Eu curtia muito F1. Estava nos meus vinte e poucos anos e F1 era sagrado todo domingo. E ficaria ainda mais na segunda metade da década de 80 e vocês sabem por quem… digo… que.

Ver dois grandes pilotos apostando corrida é muito legal. As referências, citações. Para quem curtia a F1 dos anos 80, é um banquete. Mas, aos poucos, eu comecei a enxergar um pouco mais além.

Quem for assistir ao vídeo e não quiser spoiler, pule esse artigo a partir de agora.

O vídeo apresenta os dois velhos ex-pilotos se agredindo verbalmente. Fossem quaisquer outros dois pilotos, as troladas seriam só isso. Mas estamos falando de Piquet e Mansell. As agressões verbais do padock na pista descambam para fechadas, trancadas, totós e chega-pra-lá ao longo da disputa filmada. Não é uma corrida. É um pega desses irresponsáveis que às vezes aparecem em vídeo na internet. Só que protagonizado por homens que durante muito tempo foram tratados como heróis nacionais.

Caramba, eu era muito fã de Nelson Piquet.

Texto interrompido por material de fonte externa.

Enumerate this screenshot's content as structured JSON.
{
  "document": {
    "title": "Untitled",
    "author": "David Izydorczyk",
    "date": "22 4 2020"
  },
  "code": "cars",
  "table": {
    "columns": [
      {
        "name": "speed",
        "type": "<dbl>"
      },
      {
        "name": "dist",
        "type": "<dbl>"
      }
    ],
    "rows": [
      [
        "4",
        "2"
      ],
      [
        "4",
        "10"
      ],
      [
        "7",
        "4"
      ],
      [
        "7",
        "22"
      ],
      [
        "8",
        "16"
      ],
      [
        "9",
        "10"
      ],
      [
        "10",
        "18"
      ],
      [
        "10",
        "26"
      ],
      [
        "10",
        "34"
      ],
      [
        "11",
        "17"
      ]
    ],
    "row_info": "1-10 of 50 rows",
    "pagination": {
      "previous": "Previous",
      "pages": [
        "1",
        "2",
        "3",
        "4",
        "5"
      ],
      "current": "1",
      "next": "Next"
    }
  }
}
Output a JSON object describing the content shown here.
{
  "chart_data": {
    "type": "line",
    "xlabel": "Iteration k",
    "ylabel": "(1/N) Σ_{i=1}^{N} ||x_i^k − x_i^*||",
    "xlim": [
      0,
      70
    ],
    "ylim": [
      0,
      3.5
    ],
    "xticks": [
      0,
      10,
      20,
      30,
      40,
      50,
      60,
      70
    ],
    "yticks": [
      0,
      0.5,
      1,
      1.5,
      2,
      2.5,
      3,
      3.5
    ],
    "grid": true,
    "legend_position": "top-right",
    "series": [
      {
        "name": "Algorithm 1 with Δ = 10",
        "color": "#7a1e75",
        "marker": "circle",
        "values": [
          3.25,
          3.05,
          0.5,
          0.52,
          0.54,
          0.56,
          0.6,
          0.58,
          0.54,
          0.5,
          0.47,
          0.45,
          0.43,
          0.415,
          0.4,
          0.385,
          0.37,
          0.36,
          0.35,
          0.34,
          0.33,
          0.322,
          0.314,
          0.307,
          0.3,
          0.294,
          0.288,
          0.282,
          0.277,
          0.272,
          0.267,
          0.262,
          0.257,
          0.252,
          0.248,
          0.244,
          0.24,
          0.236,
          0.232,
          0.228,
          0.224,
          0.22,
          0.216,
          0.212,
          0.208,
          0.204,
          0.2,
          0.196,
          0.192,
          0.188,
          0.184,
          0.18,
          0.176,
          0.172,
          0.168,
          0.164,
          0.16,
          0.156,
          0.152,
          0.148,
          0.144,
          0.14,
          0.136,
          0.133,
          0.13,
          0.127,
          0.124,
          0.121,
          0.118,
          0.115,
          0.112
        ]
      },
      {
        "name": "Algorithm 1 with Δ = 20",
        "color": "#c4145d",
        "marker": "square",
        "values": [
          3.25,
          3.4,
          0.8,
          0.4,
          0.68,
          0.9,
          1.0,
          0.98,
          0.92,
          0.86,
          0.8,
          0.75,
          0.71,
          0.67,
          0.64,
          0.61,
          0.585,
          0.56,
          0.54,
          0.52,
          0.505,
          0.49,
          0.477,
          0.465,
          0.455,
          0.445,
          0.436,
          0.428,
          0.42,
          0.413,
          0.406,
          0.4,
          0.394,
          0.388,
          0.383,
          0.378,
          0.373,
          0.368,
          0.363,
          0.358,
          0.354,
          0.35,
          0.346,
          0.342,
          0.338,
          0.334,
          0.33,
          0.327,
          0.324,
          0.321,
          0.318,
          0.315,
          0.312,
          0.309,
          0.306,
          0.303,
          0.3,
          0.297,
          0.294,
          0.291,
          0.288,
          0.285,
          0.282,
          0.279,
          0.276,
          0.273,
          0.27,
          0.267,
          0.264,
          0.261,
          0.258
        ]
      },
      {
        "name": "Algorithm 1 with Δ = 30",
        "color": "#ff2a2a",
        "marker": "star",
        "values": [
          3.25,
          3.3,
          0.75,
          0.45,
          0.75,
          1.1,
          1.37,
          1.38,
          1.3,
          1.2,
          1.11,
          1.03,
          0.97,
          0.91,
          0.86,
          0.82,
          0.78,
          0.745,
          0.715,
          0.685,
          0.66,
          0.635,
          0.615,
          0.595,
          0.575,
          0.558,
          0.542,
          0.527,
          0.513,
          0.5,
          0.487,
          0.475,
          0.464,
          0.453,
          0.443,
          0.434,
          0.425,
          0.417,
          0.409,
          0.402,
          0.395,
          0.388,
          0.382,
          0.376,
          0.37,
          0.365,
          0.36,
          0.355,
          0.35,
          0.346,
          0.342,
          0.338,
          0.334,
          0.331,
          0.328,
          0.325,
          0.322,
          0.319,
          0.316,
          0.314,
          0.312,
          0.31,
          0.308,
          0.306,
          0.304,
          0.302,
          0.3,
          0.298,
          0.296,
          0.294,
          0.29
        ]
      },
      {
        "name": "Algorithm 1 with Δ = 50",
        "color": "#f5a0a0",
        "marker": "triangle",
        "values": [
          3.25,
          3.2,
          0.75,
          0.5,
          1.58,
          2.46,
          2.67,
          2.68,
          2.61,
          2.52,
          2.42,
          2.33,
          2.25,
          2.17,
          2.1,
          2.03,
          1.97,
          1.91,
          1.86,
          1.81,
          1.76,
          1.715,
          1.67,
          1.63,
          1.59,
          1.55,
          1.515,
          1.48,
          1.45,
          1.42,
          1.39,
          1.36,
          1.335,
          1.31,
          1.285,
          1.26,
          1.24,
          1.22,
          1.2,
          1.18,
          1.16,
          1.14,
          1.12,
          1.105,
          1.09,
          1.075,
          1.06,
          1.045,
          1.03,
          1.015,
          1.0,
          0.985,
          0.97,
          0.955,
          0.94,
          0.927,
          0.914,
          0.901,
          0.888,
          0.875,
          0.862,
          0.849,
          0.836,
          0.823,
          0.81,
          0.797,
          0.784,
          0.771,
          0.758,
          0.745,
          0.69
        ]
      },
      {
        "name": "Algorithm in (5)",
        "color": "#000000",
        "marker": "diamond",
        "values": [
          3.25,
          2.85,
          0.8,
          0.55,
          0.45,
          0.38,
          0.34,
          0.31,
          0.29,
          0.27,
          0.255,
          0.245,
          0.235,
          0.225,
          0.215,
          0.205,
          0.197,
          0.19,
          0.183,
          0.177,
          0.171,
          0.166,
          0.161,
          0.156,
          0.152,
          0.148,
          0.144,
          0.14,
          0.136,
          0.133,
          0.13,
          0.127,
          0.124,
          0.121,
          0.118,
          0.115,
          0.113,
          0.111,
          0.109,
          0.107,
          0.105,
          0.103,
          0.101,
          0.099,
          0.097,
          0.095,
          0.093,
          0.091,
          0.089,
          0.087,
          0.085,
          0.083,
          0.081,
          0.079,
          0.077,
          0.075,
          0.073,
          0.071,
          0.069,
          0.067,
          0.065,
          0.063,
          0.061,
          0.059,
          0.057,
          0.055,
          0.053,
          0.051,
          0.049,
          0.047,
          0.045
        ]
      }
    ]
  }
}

Eu tinha 16 anos e assisti ao vivo a corrida de Las Vegas. Tinha feito 328 contas das possibilidades de pontuação que dariam o campeonato a Piquet.

A corrida termina, torcedores e a imprensa cercam o carro. Piquet desce e sai correndo com um jeito meio raivoso de quem não quer muita conversa. Eu achei o máximo. Piquet lavava a alma da gente depois de ter sido roubado na decisão do campeonato anterior na terra do Alan Jones (transmitido ainda pela Band e o saudoso Luciano do Valle).

Piquet definitivamente era o meu herói.

No comercial da Ford, o que parece ser uma brincadeira, na verdade é mesmo uma disputa macho-recalcada para mostrar quem é O BOM.

E vale tudo. Sim. Vale tudo mesmo. O comercial é um espetáculo de trapaças e jogadas sujas, no vale tudo para ganhar a corrida. Poderia ser uma coisa genuinamente divertida, uma tiração de onda. Mas no fim é só isso mesmo. Dois trapaceiros querendo levar vantagem em tudo, certo?

A trapaça é tanta que os comerciais têm finais diferentes. Um dos países foi enganado. Qual? Jamais saberemos. Então foram os dois.

Nelson Piquet era totalmente capaz de trapacear. Fez isso abertamente diversas vezes tentando burlar as regras que baniram os “carros asa” ou o famigerado “efeito solo” que foi aperfeiçoado pelo lendário Colin Chapman.

Torcedor não liga para isso. A gente fica cego. E meio surdo. Piquet em entrevista afirma ter vergonha de ter pais recifenses e, pior, ter nascido no Recife. Mentiu durante toda sua infância e adolescência em Brasília e dizia que tinha nascido no Rio de Janeiro. Falsificava o nome para poder correr de carro. Enganou o próprio pai.

Não que um ingênuo sobreviva muito tempo no ambiente competitivo da F1. Ali não é terra para inocentes.

Mas ao relembrar esses episódios antigos e os mais recentes envolvendo Nelson Piquet, principalmente suas declarações públicas racistas e preconceituosas, além de outras declarações políticas, dá sim um pouco de tristeza saber que um ídolo que tive na verdade é um ser capaz de coisas ainda piores do que uma trapaça em corrida. E olha que nem comecei a falar sobre seus negócios e empreendimentos escusos.

E estava lá o tempo todo para ser visto. Antigamente, aos domingos, sob narração de Galvão Bueno. Hoje em dia, no Jornal Nacional, narrado por um repórter político.

O nosso ídolo tricampeão mundial de Fórmula 1 sempre foi um pulha.